I was trying to examine whether Stata is taking the initial values in the model NormalReg (sample model) that I used from previous reg. However, it seems to me by looking at iteration 0 that it is not taking into account my initial values. Any help to fix this issue will be highly appreciated.
set seed 123
set obs 1000
gen x = runiform()*2
gen u = rnormal()*5
gen y = 2 + 2*x + u
reg y x
Source | SS df MS Number of obs = 1000
-------------+------------------------------ F( 1, 998) = 52.93
Model | 1335.32339 1 1335.32339 Prob > F = 0.0000
Residual | 25177.012 998 25.227467 R-squared = 0.0504
-------------+------------------------------ Adj R-squared = 0.0494
Total | 26512.3354 999 26.5388743 Root MSE = 5.0227
------------------------------------------------------------------------------
y | Coef. Std. Err. t P>|t| [95% Conf. Interval]
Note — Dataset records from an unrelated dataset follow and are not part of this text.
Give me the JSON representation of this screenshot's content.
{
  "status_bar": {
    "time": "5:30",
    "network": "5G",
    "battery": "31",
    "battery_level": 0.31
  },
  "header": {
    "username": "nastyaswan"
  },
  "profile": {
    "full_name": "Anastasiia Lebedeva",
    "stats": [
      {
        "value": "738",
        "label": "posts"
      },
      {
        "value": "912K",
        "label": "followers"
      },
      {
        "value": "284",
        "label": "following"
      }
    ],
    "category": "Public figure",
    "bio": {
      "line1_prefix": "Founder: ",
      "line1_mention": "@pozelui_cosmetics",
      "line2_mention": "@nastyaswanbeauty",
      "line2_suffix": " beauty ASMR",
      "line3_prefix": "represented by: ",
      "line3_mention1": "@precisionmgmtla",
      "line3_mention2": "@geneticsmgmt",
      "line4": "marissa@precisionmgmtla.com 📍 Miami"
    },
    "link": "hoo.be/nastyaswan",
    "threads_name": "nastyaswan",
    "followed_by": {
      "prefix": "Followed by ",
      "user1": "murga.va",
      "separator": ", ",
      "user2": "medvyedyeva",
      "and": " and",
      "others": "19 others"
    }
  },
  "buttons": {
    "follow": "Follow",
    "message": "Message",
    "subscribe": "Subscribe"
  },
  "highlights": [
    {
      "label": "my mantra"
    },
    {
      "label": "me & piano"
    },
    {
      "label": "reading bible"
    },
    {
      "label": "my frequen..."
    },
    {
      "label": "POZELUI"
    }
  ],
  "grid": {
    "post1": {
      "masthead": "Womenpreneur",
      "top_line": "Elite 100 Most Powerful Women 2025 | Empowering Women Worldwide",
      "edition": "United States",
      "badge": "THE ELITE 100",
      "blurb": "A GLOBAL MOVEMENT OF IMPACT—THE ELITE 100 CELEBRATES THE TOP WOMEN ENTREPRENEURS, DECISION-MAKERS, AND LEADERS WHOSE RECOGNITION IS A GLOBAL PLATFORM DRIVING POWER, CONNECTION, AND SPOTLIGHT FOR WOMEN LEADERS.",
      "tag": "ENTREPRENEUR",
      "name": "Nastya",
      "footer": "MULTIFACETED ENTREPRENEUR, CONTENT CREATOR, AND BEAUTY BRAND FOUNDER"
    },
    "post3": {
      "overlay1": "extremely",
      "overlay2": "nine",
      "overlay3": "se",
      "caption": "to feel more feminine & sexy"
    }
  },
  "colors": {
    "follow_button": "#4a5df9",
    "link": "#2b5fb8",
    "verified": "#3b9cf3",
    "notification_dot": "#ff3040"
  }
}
-------------+----------------------------------------------------------------
x | 1.99348 .2740031 7.28 0.000 1.455792 2.531168
_cons | 2.036442 .3155685 6.45 0.000 1.417188 2.655695
------------------------------------------------------------------------------
cap program drop NormalReg
program define NormalReg
args lnlk xb sigma2
qui replace `lnlk' = -ln(sqrt(`sigma2'*2*_pi)) - ($ML_y-`xb')^2/(2*`sigma2')
end
ml model lf NormalReg (reg: y = x) (sigma2:)
ml init reg:x = `=_b[x]'
ml init reg:_cons = `=_b[_cons]'
ml max,iter(1) trace
ml max,iter(1) trace
initial: log likelihood = -<inf> (could not be evaluated)
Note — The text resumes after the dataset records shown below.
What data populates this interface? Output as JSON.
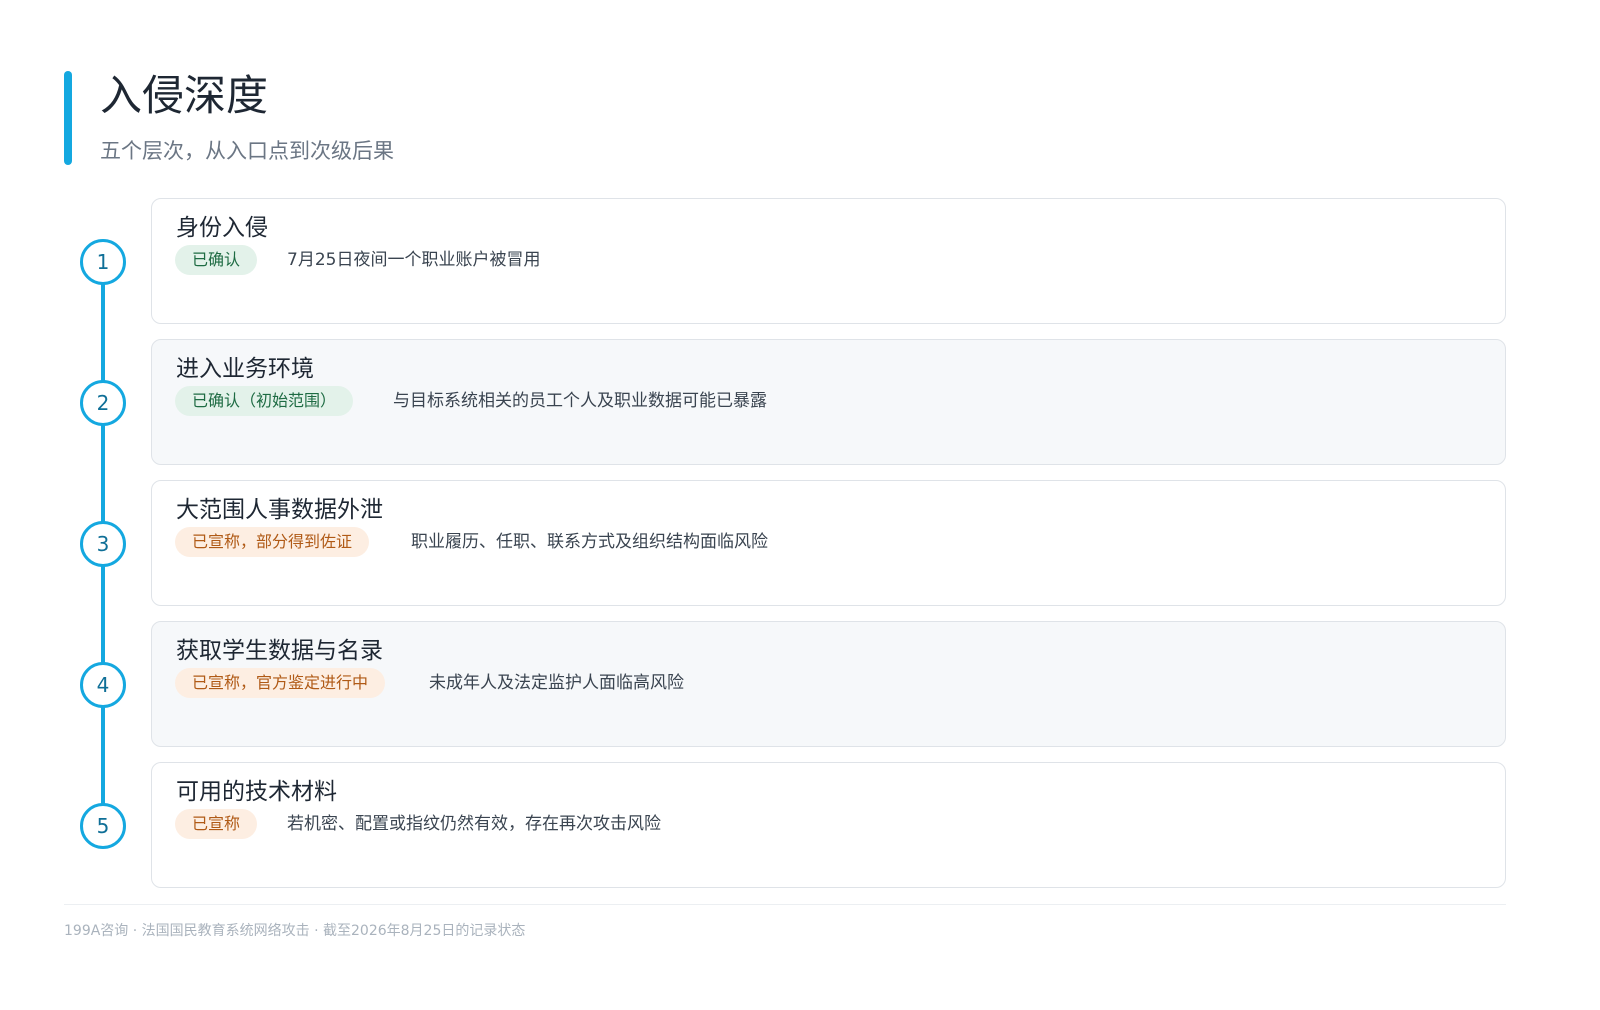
{
  "header": {
    "title": "入侵深度",
    "subtitle": "五个层次，从入口点到次级后果",
    "accent_color": "#14a8e0"
  },
  "steps": [
    {
      "number": "1",
      "title": "身份入侵",
      "status": "已确认",
      "status_type": "confirmed",
      "description": "7月25日夜间一个职业账户被冒用"
    },
    {
      "number": "2",
      "title": "进入业务环境",
      "status": "已确认（初始范围）",
      "status_type": "confirmed",
      "description": "与目标系统相关的员工个人及职业数据可能已暴露"
    },
    {
      "number": "3",
      "title": "大范围人事数据外泄",
      "status": "已宣称，部分得到佐证",
      "status_type": "claimed",
      "description": "职业履历、任职、联系方式及组织结构面临风险"
    },
    {
      "number": "4",
      "title": "获取学生数据与名录",
      "status": "已宣称，官方鉴定进行中",
      "status_type": "claimed",
      "description": "未成年人及法定监护人面临高风险"
    },
    {
      "number": "5",
      "title": "可用的技术材料",
      "status": "已宣称",
      "status_type": "claimed",
      "description": "若机密、配置或指纹仍然有效，存在再次攻击风险"
    }
  ],
  "status_colors": {
    "confirmed_bg": "#e3f2ea",
    "confirmed_text": "#1e6b43",
    "claimed_bg": "#fdeee2",
    "claimed_text": "#b05a16"
  },
  "footer": {
    "text": "199A咨询 · 法国国民教育系统网络攻击 · 截至2026年8月25日的记录状态"
  }
}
searching for feasible values .+
feasible: log likelihood = -28110.03
rescaling entire vector .+.
rescale: log likelihood = -14623.922
rescaling equations ...+++++.
rescaling equations ....
rescale eq: log likelihood = -3080.0872
------------------------------------------------------------------------------
Iteration 0:
Parameter vector:
reg: reg: sigma2:
x _cons _cons
r1 3.98696 1 32
log likelihood = -3080.0872
------------------------------------------------------------------------------
Iteration 1:
Parameter vector:
reg: reg: sigma2:
x _cons _cons
r1 2.498536 1.773872 24.10726
log likelihood = -3035.3553
------------------------------------------------------------------------------
convergence not achieved
Number of obs = 1000
Wald chi2(1) = 86.45
Log likelihood = -3035.3553 Prob > chi2 = 0.0000
------------------------------------------------------------------------------
y | Coef. Std. Err. z P>|z| [95% Conf. Interval]
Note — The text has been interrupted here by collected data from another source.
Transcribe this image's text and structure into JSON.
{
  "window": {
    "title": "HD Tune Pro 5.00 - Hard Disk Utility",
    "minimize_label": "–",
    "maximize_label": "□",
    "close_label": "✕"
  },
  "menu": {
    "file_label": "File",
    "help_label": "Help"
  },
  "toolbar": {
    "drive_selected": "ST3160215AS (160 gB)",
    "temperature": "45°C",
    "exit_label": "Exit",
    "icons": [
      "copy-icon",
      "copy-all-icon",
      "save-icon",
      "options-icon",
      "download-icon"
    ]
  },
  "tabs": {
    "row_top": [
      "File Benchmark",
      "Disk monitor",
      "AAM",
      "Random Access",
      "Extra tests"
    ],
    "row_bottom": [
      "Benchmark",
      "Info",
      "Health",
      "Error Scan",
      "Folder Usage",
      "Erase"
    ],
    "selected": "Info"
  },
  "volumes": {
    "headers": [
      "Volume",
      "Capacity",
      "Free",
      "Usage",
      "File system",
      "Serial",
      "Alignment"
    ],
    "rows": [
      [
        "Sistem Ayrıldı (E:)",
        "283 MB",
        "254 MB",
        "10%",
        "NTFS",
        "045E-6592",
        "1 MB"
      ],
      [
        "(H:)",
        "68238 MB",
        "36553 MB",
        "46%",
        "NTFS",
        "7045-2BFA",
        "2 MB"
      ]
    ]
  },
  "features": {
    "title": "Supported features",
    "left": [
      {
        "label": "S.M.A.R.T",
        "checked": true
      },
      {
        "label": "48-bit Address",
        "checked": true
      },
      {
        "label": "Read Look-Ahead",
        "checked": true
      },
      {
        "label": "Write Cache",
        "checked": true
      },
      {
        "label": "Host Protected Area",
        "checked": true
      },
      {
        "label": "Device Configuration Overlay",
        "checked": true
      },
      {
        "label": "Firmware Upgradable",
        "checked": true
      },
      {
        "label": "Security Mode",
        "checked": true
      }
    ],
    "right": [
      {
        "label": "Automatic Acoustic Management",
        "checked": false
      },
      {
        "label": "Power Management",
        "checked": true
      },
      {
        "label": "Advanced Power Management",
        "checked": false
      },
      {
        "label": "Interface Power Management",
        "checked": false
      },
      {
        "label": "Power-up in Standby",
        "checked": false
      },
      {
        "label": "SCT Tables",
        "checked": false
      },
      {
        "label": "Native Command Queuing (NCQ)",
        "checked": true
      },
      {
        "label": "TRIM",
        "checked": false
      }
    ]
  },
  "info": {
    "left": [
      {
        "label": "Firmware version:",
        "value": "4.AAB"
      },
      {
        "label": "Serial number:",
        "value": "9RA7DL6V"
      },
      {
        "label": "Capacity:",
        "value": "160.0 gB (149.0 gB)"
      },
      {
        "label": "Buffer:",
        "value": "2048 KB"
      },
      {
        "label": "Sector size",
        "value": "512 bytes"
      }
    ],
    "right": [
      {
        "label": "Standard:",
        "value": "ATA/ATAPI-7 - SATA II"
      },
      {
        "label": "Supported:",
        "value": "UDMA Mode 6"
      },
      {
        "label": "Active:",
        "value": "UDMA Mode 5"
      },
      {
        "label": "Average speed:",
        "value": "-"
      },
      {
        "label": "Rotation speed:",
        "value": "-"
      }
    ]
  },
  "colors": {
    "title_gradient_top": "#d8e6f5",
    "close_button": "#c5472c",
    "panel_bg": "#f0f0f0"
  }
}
-------------+----------------------------------------------------------------
reg |
x | 2.498536 .2687209 9.30 0.000 1.971853 3.02522
_cons | 1.773872 .3086854 5.75 0.000 1.16886 2.378885
-------------+----------------------------------------------------------------
sigma2 |
_cons | 24.10726 1.033172 23.33 0.000 22.08228 26.13224
------------------------------------------------------------------------------
Warning: convergence not achieved
Apparently, if you want ml to evaluate the likelihood at the specified initial values at iteration 0, you must also supply a value for sigma2;. Change the last section of your code to:
matrix rmse = e(rmse)
scalar mse = rmse[1,1]^2
ml model lf NormalReg (reg: y = x) (sigma2:)
ml init reg:x = `=_b[x]'
ml init reg:_cons = `=_b[_cons]'
ml init sigma2:_cons = `=scalar(mse)'
ml maximize, trace
Note that the ML estimate of sigma^2 will differ from the root mean square error because ML doesn't know about degrees of freedom. With n = 1,000 sigma2 = (998/1000)*rmse.
Stuff like this is very sensitive. You are trusting that the results from the previous regression are still visible at the exact point the program is defined. That could be undermined directly or indirectly by several different operations. It's best to treat arguments you want to use as arguments to be fed to your program using the program's options at the point it runs.